Proverbs has many ideas and themes running through it. It is a collection of sayings. I recently journaled about the stream of verses dealing with speech. Another theme, which hit me as I read Chapter 22, was the concern about rich man/poor man and its impact upon daily life.

It actually started yesterday when I read Proverbs 21:3- “To do righteousness and justice is more acceptable to the Lord than sacrifice.” That sounds strangely familiar to Micah 6:8- “What does the Lord require of you but to act justly, love mercy, and walk humbly with God.”

Then as I read chapter 22 more verses emerged:

“The rich and the poor meet together; the Lord is the maker of them all.” (v.2)

“The rich rules over the poor; and the borrower is slave to the lender. Whoever sows injustice will reap calamity…” (vv.7-8a)

“Whoever oppresses the poor to increase his own wealth, or gives to the rich, will only come to poverty.” (v.16)

“Do not rob the poor because he is poor…” (v.22)

The mistreatment of the poor has taken place since time immemorial. That’s no excuse.  It was addressed by Paul in I Corinthians 11 concerning the observance of the Lord’s Supper and the “haves” eating and taking advantage of the “have not’s.” And I’m certainly not wading into the whole immigration issue here. What I am saying is oppression of the poor is spoken against. Condemned.

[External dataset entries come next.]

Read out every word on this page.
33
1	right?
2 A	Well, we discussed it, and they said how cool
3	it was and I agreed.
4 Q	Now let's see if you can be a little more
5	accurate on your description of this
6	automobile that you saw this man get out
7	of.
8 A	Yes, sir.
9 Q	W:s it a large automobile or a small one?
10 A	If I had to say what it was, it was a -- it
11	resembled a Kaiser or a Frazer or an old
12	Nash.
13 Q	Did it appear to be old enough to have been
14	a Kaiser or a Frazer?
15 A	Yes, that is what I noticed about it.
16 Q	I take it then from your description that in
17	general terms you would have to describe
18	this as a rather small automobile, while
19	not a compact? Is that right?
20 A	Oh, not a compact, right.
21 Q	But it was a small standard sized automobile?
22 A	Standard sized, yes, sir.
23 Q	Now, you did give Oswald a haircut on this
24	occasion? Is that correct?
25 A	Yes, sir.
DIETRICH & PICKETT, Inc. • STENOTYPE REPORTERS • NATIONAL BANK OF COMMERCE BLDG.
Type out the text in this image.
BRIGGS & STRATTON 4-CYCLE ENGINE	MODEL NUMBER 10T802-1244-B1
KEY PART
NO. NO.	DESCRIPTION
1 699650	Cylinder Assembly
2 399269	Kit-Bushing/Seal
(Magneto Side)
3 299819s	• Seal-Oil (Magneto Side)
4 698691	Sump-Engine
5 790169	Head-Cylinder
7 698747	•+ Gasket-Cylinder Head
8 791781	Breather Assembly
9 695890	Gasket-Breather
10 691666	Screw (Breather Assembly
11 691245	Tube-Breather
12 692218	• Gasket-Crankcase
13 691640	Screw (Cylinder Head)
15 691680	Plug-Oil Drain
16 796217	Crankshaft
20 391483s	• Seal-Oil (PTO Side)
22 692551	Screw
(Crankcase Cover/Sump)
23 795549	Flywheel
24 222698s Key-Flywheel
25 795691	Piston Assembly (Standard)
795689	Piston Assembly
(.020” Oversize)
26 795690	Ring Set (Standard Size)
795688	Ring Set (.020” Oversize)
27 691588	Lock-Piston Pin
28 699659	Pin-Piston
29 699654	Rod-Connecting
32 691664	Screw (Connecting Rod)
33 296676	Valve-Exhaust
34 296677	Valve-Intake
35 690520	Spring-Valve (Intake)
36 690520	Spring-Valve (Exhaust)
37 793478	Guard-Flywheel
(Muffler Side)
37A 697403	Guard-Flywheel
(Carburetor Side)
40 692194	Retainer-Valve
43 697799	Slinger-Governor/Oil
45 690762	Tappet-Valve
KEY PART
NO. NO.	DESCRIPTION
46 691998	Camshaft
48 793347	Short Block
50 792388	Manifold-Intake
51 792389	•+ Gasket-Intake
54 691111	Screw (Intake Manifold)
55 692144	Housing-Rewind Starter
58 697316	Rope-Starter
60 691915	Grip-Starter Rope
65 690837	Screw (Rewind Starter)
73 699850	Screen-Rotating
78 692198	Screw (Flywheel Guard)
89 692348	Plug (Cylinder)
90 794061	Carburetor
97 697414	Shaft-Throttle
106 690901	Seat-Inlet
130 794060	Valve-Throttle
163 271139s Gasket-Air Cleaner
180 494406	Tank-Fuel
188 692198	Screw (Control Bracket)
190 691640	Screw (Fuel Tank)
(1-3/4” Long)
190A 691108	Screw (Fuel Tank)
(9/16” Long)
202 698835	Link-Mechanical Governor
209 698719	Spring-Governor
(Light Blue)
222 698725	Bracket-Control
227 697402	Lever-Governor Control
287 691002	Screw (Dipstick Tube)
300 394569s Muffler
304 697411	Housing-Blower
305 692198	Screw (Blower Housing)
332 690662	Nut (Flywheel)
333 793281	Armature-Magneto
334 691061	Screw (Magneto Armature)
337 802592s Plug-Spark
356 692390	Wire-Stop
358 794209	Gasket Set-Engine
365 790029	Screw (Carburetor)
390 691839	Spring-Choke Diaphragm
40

Micah 6:8 is very clear. Proverbs 21:3 is also very clear. I am to act justly, love mercy, and walk humbly with God. To do that is much more important than all the “religious things” I do. They are worthless if I don’t treat others as Jesus would. The question comes down to concern vs. aloofness.

“Father, is there concern for others or is there an aloofness I have developed?  Do I show the love of Jesus to those who are less fortunate than me or do I turn my back and walk away? Help me to have the heart of Jesus for all people.”